Pour se mettre en conformité avec les règles françaises en matière de concentration, qui ne permettent pas à un groupe audiovisuel français de détenir plus de sept fréquences, TF1 et M6 avaient déjà indiqué qu’ils céderaient les chaînes TFX et 6ter au groupe Altice (propriétaire de BFM TV notamment) et libéreront la fréquence TNT de Paris Première.
Mais c’est plutôt sur le marché de la publicité que cela pourrait coincer, à en croire les conclusions rapportées du rapport, qui n’est pas public.
Le nouveau géant audiovisuel pourrait capter plus de 70 % du marché publicitaire de la télévision française.
C’est donc une bataille qui se joue à présent sur le « marché pertinent » que l’AdlC devra évaluer la future position, trop dominante ou non, du futur groupe et prendre sa décision, attendue en octobre.

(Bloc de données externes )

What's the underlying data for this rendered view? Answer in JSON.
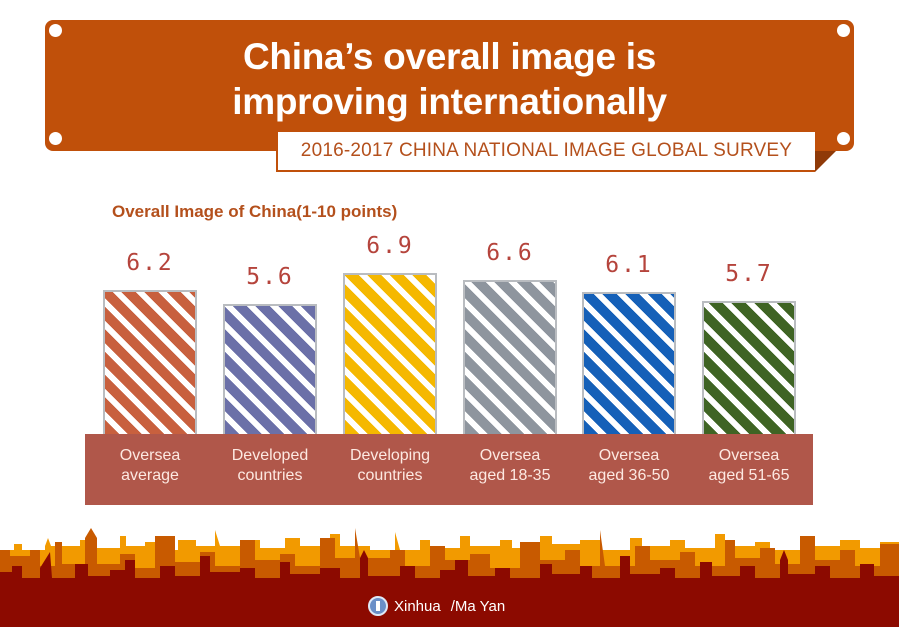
{
  "header": {
    "title_line1": "China’s overall image is",
    "title_line2": "improving internationally",
    "subtitle": "2016-2017 CHINA NATIONAL IMAGE GLOBAL SURVEY"
  },
  "colors": {
    "banner": "#c0500a",
    "label_band": "#b0574a",
    "value_text": "#b5443c",
    "bars": [
      "#c8603e",
      "#6b70a8",
      "#f5b800",
      "#8e959e",
      "#1560b8",
      "#3f6424"
    ]
  },
  "chart_data": {
    "type": "bar",
    "title": "Overall Image of China(1-10 points)",
    "categories": [
      "Oversea average",
      "Developed countries",
      "Developing countries",
      "Oversea aged 18-35",
      "Oversea aged 36-50",
      "Oversea aged 51-65"
    ],
    "values": [
      6.2,
      5.6,
      6.9,
      6.6,
      6.1,
      5.7
    ],
    "xlabel": "",
    "ylabel": "",
    "ylim": [
      1,
      10
    ],
    "grid": false,
    "legend": "none"
  },
  "bars": [
    {
      "value": "6.2",
      "line1": "Oversea",
      "line2": "average"
    },
    {
      "value": "5.6",
      "line1": "Developed",
      "line2": "countries"
    },
    {
      "value": "6.9",
      "line1": "Developing",
      "line2": "countries"
    },
    {
      "value": "6.6",
      "line1": "Oversea",
      "line2": "aged 18-35"
    },
    {
      "value": "6.1",
      "line1": "Oversea",
      "line2": "aged 36-50"
    },
    {
      "value": "5.7",
      "line1": "Oversea",
      "line2": "aged 51-65"
    }
  ],
  "footer": {
    "credit": "Xinhua",
    "author": "/Ma Yan"
  }
}
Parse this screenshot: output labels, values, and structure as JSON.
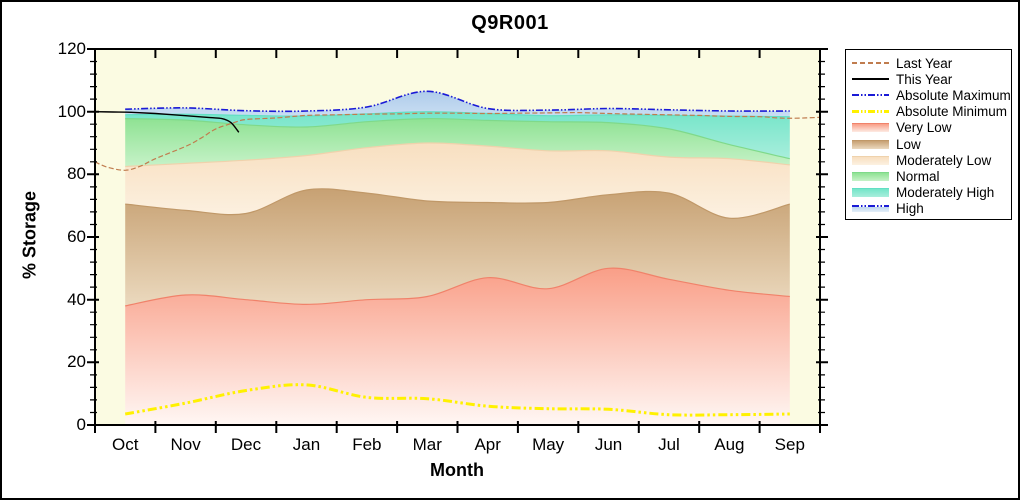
{
  "chart_data": {
    "type": "area",
    "title": "Q9R001",
    "xlabel": "Month",
    "ylabel": "% Storage",
    "ylim": [
      0,
      120
    ],
    "ytick_step": 20,
    "yminor_step": 4,
    "grid": false,
    "legend_position": "top-right-outside",
    "plot_bg": "#FBFBE2",
    "x_categories": [
      "Oct",
      "Nov",
      "Dec",
      "Jan",
      "Feb",
      "Mar",
      "Apr",
      "May",
      "Jun",
      "Jul",
      "Aug",
      "Sep"
    ],
    "bands": [
      {
        "name": "Very Low",
        "top": [
          38,
          41.5,
          40,
          38.5,
          40,
          41,
          47,
          43.5,
          50,
          46.5,
          43,
          41
        ],
        "fill_top": "#F99E87",
        "fill_bottom": "#FFF7F4",
        "border": "#F0826A"
      },
      {
        "name": "Low",
        "top": [
          70.5,
          68.5,
          67.5,
          75,
          74,
          71.5,
          71,
          71,
          73.5,
          74,
          66,
          70.5
        ],
        "fill_top": "#C7A173",
        "fill_bottom": "#EBD9BE",
        "border": "#C09868"
      },
      {
        "name": "Moderately Low",
        "top": [
          82.5,
          83.5,
          84.5,
          86,
          88.5,
          90,
          89,
          87.5,
          87.5,
          85.5,
          85,
          83
        ],
        "fill_top": "#F8DFC0",
        "fill_bottom": "#FCF1E1",
        "border": "#EFD2AC"
      },
      {
        "name": "Normal",
        "top": [
          97.8,
          97.3,
          95.8,
          95.1,
          96.8,
          97.8,
          97.2,
          96.8,
          96.5,
          94.5,
          89.5,
          85
        ],
        "fill_top": "#8FE293",
        "fill_bottom": "#C6F2C8",
        "border": "#7FD98A"
      },
      {
        "name": "Moderately High",
        "top": [
          99,
          99.2,
          98.8,
          98.6,
          99.3,
          100,
          99.4,
          98.7,
          99,
          98.8,
          98.6,
          98.4
        ],
        "fill_top": "#75E5C9",
        "fill_bottom": "#A8EEDC",
        "border": "#62DFC4"
      },
      {
        "name": "High",
        "top": [
          100.8,
          101.2,
          100.3,
          100.2,
          101.5,
          106.5,
          101,
          100.5,
          101,
          100.6,
          100.2,
          100.2
        ],
        "fill_top": "#AFCCEA",
        "fill_bottom": "#C9DEF3",
        "border": null
      }
    ],
    "lines": [
      {
        "name": "Absolute Minimum",
        "color": "#FFF100",
        "style": "dashdotdot",
        "width": 3,
        "values": [
          3.5,
          7,
          11,
          12.8,
          8.8,
          8.4,
          6,
          5.2,
          5,
          3.3,
          3.3,
          3.5
        ]
      },
      {
        "name": "Last Year",
        "color": "#C07C4E",
        "style": "dash",
        "width": 1.2,
        "points": [
          [
            0,
            84
          ],
          [
            0.2,
            82.3
          ],
          [
            0.5,
            81.3
          ],
          [
            0.75,
            82.6
          ],
          [
            1,
            85
          ],
          [
            1.5,
            88.9
          ],
          [
            1.75,
            91.5
          ],
          [
            2,
            94.5
          ],
          [
            2.3,
            96.5
          ],
          [
            2.5,
            97.5
          ],
          [
            3,
            98
          ],
          [
            3.5,
            98.8
          ],
          [
            4,
            99
          ],
          [
            4.5,
            99.2
          ],
          [
            5,
            99.3
          ],
          [
            5.5,
            99.5
          ],
          [
            6,
            99.5
          ],
          [
            6.5,
            99.4
          ],
          [
            7,
            99.5
          ],
          [
            7.5,
            99.6
          ],
          [
            8,
            99.7
          ],
          [
            8.5,
            99.4
          ],
          [
            9,
            99.2
          ],
          [
            9.5,
            99
          ],
          [
            10,
            98.8
          ],
          [
            10.5,
            98.5
          ],
          [
            11,
            98.4
          ],
          [
            11.3,
            98
          ],
          [
            11.6,
            97.9
          ],
          [
            12,
            98.2
          ]
        ]
      },
      {
        "name": "Absolute Maximum",
        "color": "#1A1AD6",
        "style": "dashdotdot",
        "width": 1.6,
        "values": [
          100.8,
          101.2,
          100.3,
          100.2,
          101.5,
          106.5,
          101,
          100.5,
          101,
          100.6,
          100.2,
          100.2
        ]
      },
      {
        "name": "This Year",
        "color": "#000000",
        "style": "solid",
        "width": 1.4,
        "points": [
          [
            0,
            100
          ],
          [
            0.3,
            99.9
          ],
          [
            0.6,
            99.8
          ],
          [
            1,
            99.4
          ],
          [
            1.5,
            98.7
          ],
          [
            1.9,
            98.1
          ],
          [
            2.1,
            97.8
          ],
          [
            2.25,
            96.5
          ],
          [
            2.38,
            93.4
          ]
        ]
      }
    ]
  },
  "legend": {
    "items": [
      {
        "label": "Last Year",
        "swatch": "line-dash",
        "color": "#C07C4E"
      },
      {
        "label": "This Year",
        "swatch": "line-solid",
        "color": "#000000"
      },
      {
        "label": "Absolute Maximum",
        "swatch": "line-dashdotdot",
        "color": "#1A1AD6"
      },
      {
        "label": "Absolute Minimum",
        "swatch": "line-dashdotdot-thick",
        "color": "#FFF100"
      },
      {
        "label": "Very Low",
        "swatch": "band",
        "color": "#F99E87",
        "color2": "#FDEBE4",
        "border": "#F0826A"
      },
      {
        "label": "Low",
        "swatch": "band",
        "color": "#C7A173",
        "color2": "#EBD9BE",
        "border": "#C09868"
      },
      {
        "label": "Moderately Low",
        "swatch": "band",
        "color": "#F8DFC0",
        "color2": "#FCF1E1",
        "border": "#EFD2AC"
      },
      {
        "label": "Normal",
        "swatch": "band",
        "color": "#8FE293",
        "color2": "#C6F2C8",
        "border": "#7FD98A"
      },
      {
        "label": "Moderately High",
        "swatch": "band",
        "color": "#75E5C9",
        "color2": "#A8EEDC",
        "border": "#62DFC4"
      },
      {
        "label": "High",
        "swatch": "band-line",
        "color": "#1A1AD6",
        "color2": "#BDD6EE"
      }
    ]
  }
}
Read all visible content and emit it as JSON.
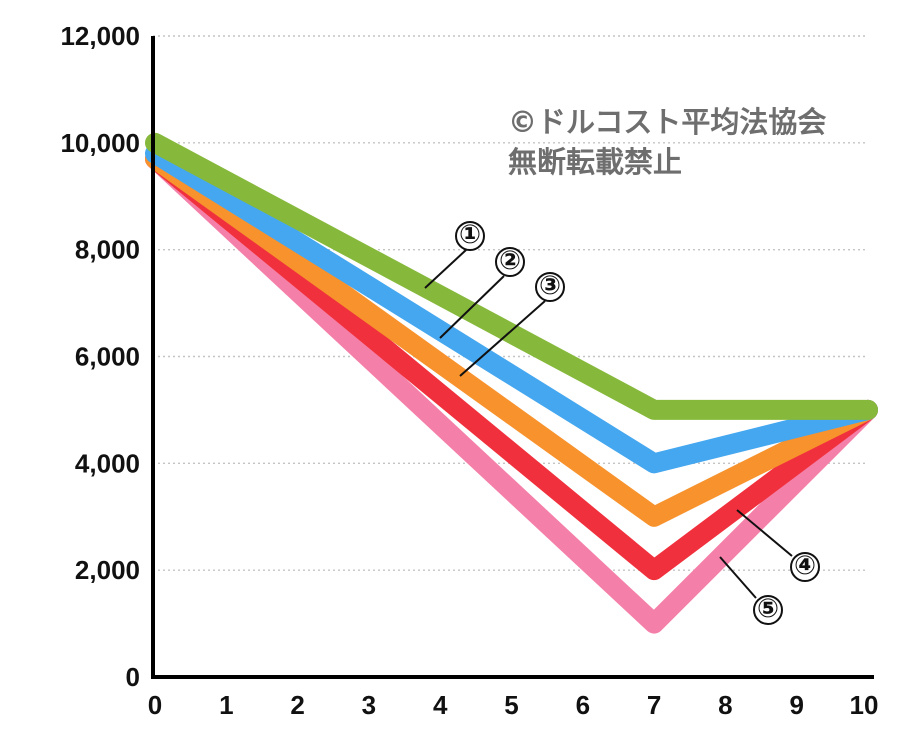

TF1 et M6 défendent que le marché publicitaire à prendre en compte n’est pas celui de la publicité télévisée traditionnelle, mais doit inclure également la publicité en ligne, ce qui permettrait d’écarter une situation quasi monopolistique.
Au lendemain de ces communiqués, le cours des actions de TF1 et M6 a baissé (environ -4 % pour le premier et -7 % pour le second à 10 h).